A genuine T-bucket has the very small and light two seater body of a Model T roadster (with or without the turtle deck or small pickup box), this "bucket"-shaped bodyshell giving the cars their name. A Model T style radiator is usually fitted, and even these can sometimes be barely up to the task of cooling the large engines fitted. There is never any kind of engine cowling on a T-bucket. Windshields, when fitted, are vertical glass like the original Model T.
Model Ts were being hot-rodded and customized from the 1930s on, but the T-bucket specifically was created and given that name by Norm Grabowski in the 1950s. This car was nick named, as it was the custom of the era, the Kookie Kar which was used in several tv shows and movies. Its first appearance was in the tv show 77 Sunset Strip. A character named Kookie played by Edd Byrnes was the owner of the car on the show.
Today, T-buckets are still a very common hot rod style.
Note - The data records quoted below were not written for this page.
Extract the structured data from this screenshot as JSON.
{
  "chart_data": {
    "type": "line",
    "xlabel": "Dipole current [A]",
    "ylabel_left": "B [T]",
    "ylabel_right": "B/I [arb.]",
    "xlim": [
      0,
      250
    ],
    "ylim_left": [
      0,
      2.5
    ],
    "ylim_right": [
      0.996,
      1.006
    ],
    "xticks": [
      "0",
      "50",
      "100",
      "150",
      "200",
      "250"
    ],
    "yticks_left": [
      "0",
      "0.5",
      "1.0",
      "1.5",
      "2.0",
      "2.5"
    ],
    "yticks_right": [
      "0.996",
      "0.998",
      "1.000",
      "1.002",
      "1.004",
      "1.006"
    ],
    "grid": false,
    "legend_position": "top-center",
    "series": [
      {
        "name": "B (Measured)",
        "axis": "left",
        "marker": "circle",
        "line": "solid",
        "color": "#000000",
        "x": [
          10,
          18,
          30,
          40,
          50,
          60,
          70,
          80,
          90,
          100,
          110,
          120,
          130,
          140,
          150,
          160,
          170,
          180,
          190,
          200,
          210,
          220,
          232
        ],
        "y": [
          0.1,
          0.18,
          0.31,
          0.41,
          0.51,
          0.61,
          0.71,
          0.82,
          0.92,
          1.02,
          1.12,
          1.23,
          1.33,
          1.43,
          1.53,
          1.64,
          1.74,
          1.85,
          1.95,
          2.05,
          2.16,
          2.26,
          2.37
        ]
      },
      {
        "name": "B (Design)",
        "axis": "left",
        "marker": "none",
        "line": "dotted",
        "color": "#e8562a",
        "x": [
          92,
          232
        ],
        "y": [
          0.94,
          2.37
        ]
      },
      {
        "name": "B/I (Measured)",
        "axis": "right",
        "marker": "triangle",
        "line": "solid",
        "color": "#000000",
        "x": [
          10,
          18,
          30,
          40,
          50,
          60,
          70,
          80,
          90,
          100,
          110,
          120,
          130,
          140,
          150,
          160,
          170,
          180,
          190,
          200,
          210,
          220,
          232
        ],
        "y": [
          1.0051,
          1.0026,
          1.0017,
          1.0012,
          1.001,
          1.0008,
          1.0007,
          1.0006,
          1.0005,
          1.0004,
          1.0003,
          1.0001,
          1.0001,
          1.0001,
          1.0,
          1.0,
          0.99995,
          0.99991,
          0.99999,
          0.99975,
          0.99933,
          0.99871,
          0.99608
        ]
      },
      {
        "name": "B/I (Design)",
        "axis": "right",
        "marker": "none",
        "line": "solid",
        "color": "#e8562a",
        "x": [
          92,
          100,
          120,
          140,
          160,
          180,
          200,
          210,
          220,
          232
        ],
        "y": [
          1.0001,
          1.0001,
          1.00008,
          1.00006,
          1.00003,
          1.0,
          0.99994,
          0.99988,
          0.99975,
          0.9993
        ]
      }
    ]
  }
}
They generally feature an enormous engine for the size and weight of the car, generally a V8 of some form, along with tough drivetrains to handle the power and large rear tires to apply that power to the road. The front wheels, in a nod to the Model T's drag racing past, are often much smaller than the rear wheels.
Most are built purely for street or display use, and the big engines are more for show than for need — many are more powerful than the vehicles can actually make use of. Although the body shell is a Ford (in appearance, at least), engines of a wide variety of makes can be found on T-buckets. The small-block Chevrolet 350 V8 is a common choice, since it is relatively small, light, easy to obtain and to improve, and performs well. Four cylinder engines are common also, especially if the car is used regularly. Many people also tend to install blowers (superchargers) on their engines, and some people use modern fuel injected engines.